On ne se débarrasse pas de moi comme ça
Avant de voir le film, on ne peut qu’être rebuté par une affiche hideuse, mais on lit les noms de Matt Damon et de Scarlett Johansson, ça éveille un minimum de curiosité.
On comprend très vite l’histoire très prévisible de ce film où un homme, Benjamin Mee, ayant perdu sa femme six mois auparavant, achète et rénove un zoo pour faire plaisir à ses deux enfants. On retrouve le rêve américain, la glorification de la petite entreprise étasunienne où avec de la volonté et de l’effort, on peut renverser des montagnes. Tout ce qui suit l’histoire de la rénovation de ce zoo n’a à priori aucun intérêt, ces travailleurs bourrus prêts à se sacrifier, par exemple, sont très clichés. Sinon l’herbe est très verte, les sourires nombreux, les dents très blanches, la lumière du soleil inonde l’écran, les animaux sont filmés comme dans un reportage animalier sur la cinquième. Si on rajoute à cela un adolescent taciturne dessinant pour cacher ses idées morbides, une petite fille ingénue et mignonne qui est difficilement supportable, quelques blagues sans intérêts, un manque de chair surprenant lorsqu’on a des acteurs comme Matt Damon et Scarlett Johansson, on a de nombreuses raisons de fuir.

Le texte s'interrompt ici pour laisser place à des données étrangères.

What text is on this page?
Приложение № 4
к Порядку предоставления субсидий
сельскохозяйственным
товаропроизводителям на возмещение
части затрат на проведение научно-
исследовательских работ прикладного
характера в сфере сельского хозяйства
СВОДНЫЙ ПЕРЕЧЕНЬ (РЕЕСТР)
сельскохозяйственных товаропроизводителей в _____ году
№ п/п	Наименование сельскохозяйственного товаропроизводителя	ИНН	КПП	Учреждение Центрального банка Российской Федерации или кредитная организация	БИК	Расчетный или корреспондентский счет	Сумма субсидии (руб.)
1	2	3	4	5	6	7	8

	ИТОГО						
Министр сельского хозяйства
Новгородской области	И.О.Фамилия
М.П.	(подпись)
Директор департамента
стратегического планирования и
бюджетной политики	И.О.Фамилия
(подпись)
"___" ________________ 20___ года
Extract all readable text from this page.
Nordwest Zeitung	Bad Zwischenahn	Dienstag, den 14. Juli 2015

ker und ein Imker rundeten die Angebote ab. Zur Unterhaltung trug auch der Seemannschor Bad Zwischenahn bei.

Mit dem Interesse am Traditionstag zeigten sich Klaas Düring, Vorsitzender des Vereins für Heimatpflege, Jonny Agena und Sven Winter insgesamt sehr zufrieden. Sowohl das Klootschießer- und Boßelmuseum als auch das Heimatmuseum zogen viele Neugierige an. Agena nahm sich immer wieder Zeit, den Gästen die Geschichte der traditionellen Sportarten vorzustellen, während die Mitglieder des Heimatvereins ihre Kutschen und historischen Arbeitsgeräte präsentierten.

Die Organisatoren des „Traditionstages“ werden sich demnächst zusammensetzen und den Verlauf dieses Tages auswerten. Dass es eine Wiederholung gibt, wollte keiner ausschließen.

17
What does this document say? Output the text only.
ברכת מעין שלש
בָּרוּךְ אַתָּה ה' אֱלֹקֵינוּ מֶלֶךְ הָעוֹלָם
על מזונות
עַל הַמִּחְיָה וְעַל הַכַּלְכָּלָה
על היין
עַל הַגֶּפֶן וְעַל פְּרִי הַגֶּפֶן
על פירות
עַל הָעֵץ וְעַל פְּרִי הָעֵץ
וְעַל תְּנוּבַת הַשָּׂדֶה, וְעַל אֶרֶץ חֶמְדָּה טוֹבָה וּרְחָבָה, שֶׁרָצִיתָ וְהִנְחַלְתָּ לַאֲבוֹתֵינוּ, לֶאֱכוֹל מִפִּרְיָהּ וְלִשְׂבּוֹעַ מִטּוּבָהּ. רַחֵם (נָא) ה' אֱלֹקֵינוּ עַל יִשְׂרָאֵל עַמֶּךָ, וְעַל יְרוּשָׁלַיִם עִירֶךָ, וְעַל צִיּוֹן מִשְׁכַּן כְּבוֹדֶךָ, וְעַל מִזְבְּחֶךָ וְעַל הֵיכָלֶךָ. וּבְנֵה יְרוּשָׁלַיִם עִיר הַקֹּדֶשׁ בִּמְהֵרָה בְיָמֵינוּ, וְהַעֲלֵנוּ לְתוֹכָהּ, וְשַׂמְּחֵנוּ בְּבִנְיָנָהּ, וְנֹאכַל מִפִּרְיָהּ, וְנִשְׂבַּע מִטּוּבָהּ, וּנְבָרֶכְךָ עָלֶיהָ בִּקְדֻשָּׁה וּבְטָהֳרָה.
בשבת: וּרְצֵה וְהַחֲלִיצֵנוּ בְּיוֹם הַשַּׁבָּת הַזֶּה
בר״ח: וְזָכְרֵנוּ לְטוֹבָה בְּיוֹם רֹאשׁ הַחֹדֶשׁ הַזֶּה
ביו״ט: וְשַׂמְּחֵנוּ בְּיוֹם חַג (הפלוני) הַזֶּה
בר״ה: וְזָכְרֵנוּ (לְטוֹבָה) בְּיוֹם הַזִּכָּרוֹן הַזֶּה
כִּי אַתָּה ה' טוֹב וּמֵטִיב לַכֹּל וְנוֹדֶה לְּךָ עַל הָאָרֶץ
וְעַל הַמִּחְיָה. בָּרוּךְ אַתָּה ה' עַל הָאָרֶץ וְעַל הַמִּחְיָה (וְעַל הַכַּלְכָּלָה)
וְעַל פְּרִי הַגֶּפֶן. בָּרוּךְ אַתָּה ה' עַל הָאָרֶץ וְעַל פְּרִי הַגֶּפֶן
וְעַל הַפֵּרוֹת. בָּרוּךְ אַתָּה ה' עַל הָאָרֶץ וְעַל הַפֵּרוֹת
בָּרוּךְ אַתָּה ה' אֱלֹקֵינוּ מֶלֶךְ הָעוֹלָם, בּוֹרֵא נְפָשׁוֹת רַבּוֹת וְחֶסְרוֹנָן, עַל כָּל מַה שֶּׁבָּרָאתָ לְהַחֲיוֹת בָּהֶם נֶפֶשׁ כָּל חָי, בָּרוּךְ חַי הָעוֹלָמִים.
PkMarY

Et pourtant quelque chose cloche, la machinerie hollywoodienne tourne bizarrement. Tout est trop. On a l’impression de nager dans un Éden biblique, et les références chrétiennes sont nombreuses jusqu’à cette promesse d’un déluge qui aurait pu tout emporter.
Le contenu manifeste du film montre un héros ayant une démarche volontariste, pour sortir d’un deuil, il suffirait d’être dans l’action, cet aspect de Benjamin Mee montré dans les premiers plans du film est contredit par un film plutôt lent où il ne se passe pas grand chose.
Pour avoir il suffirait de vouloir. Pour être heureux, il suffirait d’un nouveau départ comme tout l’entourage du héros semble le lui dire. Et pourtant ça résiste, le film est travaillé souterrainement par cette idée de deuil qui ne se résout pas si facilement que ça, pas si facilement que dans un film grand public. Un fils refuse ce rêve trop simple, continue à déprimer, et le héros ne veut pas laisser partir un tigre mourant et souffrant avec cette idée simple mais efficace du parallèle entre la mort de sa femme et celle de ce tigre, et on comprend alors que tout ce qu’on nous montrait était faux, les dents trop blanches, l’herbe trop verte, que le paradis promis n’existe pas, qu’il faut se coltiner l’humain et sa condition, la mort, la perte. Comme le dit à la fin du film le personnage joué par Elle Fanning (très bien et touchante dans sa relation avec l’adolescent joué par Colin Ford) disant au personnage interprété par Scarlett Johansson qu’elles préfèrent toutes les deux les humains aux animaux, sous-entendant qu’elles préfèrent la réalité aux rêves, que cette quête d’origine, de mysticisme est fausse.
Une autre idée forte du film est de ne pas montrer cette femme morte avant le dernier quart du film, et d’un coup, alors que le héros se remet à la regarder sur des photos, nous la voyons vivre, aimer, danser, et de la voir vibrer touche, surtout en réaction à l’univers de carte postale du reste du film, nous faisant voir tout ce qui était latent, caché, ce que signifie réellement la mort d’un proche, de même la dernière scène du film où le héros rejoue leur première rencontre est tout simplement bouleversante. Et franchement on ne s’attendait pas à être ainsi bouleversé devant ce qui apparaissait au départ comme un océan de mièvrerie.
Nouveau Départ (We bought a zoo) de Cameron Crowe, 2012, EU avec Matt Damon, Scarlett Johansson, Colin Ford, Elle Fanning…
Un film qui avait tout pour me déclencher des envies de meurtres mais au final un joli moment comme tu le dis.
Oui, je suis d’accord, c’est un film étrange, à priori indéfendable mais quelques très belles idées finissent par sauver l’ensemble.
Oui, c’est étrange comme parfois ça peut tenir à pas grand chose et éviter l’océan de guimauve qu’on s’attendait à devoir supporter.